I completely agree re: Hume over Mills. The exterior shots in FYEO and OP are phenomenal. Although things looked kind of harsh in AVTAK. And I also agree that LTK looked pretty bad.
Not a fan of Slocombe's work in NSNA, however. Way too much soft focus everywhere. It was like watching a 60s episode of Star Trek. It's amazing to me how OP, with its dingy locations, looks a million times better than a film shot in some of the most beautiful places in the world. There's a wide shot of Nice that looks like it was taken with a video camera.
Edited by Dekard77, 09 August 2009 - 08:42 AM.
Posted 28 April 2014 - 07:09 PM
Wow! Four votes for Mills? Really? I thought LTK looked like utter . The TLD exteriors look good, but the interior scenes are pretty flat. There's no nuance in Mills' photography - it all has the 70s-early 80s floodlit TV look.
Posted 28 April 2014 - 08:54 PM
Going with Alan Hume here if only as he shows more variety. This comes with a footnote that states I really *loved* the work for TLD (which might have swayed me had it not been for the rather dismal follow-up effort). This said - AVTAK is not a high for Hume to go out on either.
Posted 01 May 2014 - 11:01 AM
Hume is it for me. Eyes only and Octopussy are looking terrific!
Posted 01 May 2014 - 12:23 PM
Great idea for a thread (do we have one for the other decades? we should!)!
The difficulty, of course, is to really differentiate between the scenery and sets and the actual cinematography. FYEO, OP and TLD do have great locations that are very photogenic, while LTK mainly has Florida (nice to look at, of course, but not as varied as the others).
I canĀ“t decide on the spot. I will have to take a closer look at those films again. But in my memory, the images of FYEO do have a slight edge.
Posted 23 May 2014 - 05:32 AM
Posted 24 May 2014 - 08:33 PM
What I don't like about Mills' work on TLD, for example, apart from some of the floodlit interiors, is all those chintzy pretty pastel soft visuals. This was supposed to be a hard-edged Bond, right?
Posted 20 July 2014 - 01:54 AM
Hume for me. Some his shots for FYEO were pretty great. Example: One of the very first scenes in the film, where you see the priest running out of the rectory and the camera pulls back to reveal a brooding 007 deep in thought at his wife'e grave.
Posted 20 July 2014 - 11:30 PM
Alan Hume. I've always liked his softly-lit, fog filtered style. For that reason RETURN OF THE JEDI is my favourite STAR WARS film visually.
Alec Mills - some stunning shots in DAYLIGHTS, though surrounding my a lot of average stuff. The less said about OFF LICENCE the better.

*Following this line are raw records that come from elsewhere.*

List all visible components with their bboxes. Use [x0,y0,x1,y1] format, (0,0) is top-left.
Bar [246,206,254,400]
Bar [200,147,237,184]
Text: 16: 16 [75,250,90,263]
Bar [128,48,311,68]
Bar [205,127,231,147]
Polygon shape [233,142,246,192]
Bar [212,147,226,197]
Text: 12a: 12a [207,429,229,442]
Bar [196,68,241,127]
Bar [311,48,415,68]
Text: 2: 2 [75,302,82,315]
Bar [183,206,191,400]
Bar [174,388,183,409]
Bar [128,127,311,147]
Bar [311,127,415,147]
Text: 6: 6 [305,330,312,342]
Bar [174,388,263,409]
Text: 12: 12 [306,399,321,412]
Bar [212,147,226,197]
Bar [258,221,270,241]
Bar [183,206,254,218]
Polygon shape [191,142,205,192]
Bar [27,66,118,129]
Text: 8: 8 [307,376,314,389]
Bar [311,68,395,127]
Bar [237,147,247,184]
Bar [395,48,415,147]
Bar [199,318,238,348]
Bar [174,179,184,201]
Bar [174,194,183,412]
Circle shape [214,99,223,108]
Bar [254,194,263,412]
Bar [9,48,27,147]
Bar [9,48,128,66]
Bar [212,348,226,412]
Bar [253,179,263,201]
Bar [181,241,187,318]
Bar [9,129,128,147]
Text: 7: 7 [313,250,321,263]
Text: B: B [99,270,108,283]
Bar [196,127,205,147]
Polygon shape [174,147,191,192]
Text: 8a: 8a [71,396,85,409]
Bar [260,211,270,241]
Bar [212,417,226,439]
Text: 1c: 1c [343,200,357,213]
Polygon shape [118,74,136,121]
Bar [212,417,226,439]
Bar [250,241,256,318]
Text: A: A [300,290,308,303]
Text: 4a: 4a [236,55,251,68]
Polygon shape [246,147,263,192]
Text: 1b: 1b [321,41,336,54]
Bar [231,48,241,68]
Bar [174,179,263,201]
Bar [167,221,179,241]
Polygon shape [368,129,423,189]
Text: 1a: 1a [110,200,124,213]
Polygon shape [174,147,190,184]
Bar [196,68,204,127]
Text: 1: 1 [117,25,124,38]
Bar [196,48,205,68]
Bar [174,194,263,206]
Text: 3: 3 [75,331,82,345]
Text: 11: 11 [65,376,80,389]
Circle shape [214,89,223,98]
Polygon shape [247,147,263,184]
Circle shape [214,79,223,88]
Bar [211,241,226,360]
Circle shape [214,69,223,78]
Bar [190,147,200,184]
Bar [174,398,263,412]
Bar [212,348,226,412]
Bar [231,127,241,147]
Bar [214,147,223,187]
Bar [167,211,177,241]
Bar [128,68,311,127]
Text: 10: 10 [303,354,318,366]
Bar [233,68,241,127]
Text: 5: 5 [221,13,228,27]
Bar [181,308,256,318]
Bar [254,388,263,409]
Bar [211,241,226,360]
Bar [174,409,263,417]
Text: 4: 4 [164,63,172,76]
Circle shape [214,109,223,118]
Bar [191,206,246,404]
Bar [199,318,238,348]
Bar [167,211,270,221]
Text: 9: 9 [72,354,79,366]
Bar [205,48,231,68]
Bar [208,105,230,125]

Posted 20 July 2014 - 11:47 PM
Mills
Posted 22 July 2014 - 06:32 PM
Alan Hume. I've always liked his softly-lit, fog filtered style. For that reason RETURN OF THE JEDI is my favourite STAR WARS film visually.
Alec Mills - some stunning shots in DAYLIGHTS, though surrounding my a lot of average stuff. The less said about OFF LICENCE the better.
Posted 22 July 2014 - 06:48 PM
If i'm honest there are no winners here. For Bond the 80s were not picture perfect.
The only 80s Bond to really look attractive was Hume's FYEO, but even that pales besides the other decades.
Posted 30 July 2014 - 02:41 PM
For what it's worth, Mills actually photographed much of Return of the Jedi after Hume quit the picture.
I can only assume those who think LTK looks good never saw it in the theatre. The image on the blu-ray has been seriously manipulated, as it looks nothing like the original theatrical prints. Siskel and Ebert even singled out the dinginess of the film's look in their review:
http://siskelandeber...-Met-Sally-1989
Posted 30 July 2014 - 07:46 PM
For what it's worth, Mills actually photographed much of Return of the Jedi after Hume quit the picture.
Wow, didn't know that, but it makes so much sense. I'm betting Hume did the Jabba the Hut stuff and the finale Darth / Luke battle (which has marvellous tracking shots).
Whereas Mills perhaps gave us Endor and the Ewocks looking like Star Wars the tv show.
No offence to Mills - there were far worse cinematographers out there getting high profile work, but he was playing amongst the best. Hume was perhaps slightly more suited to that game.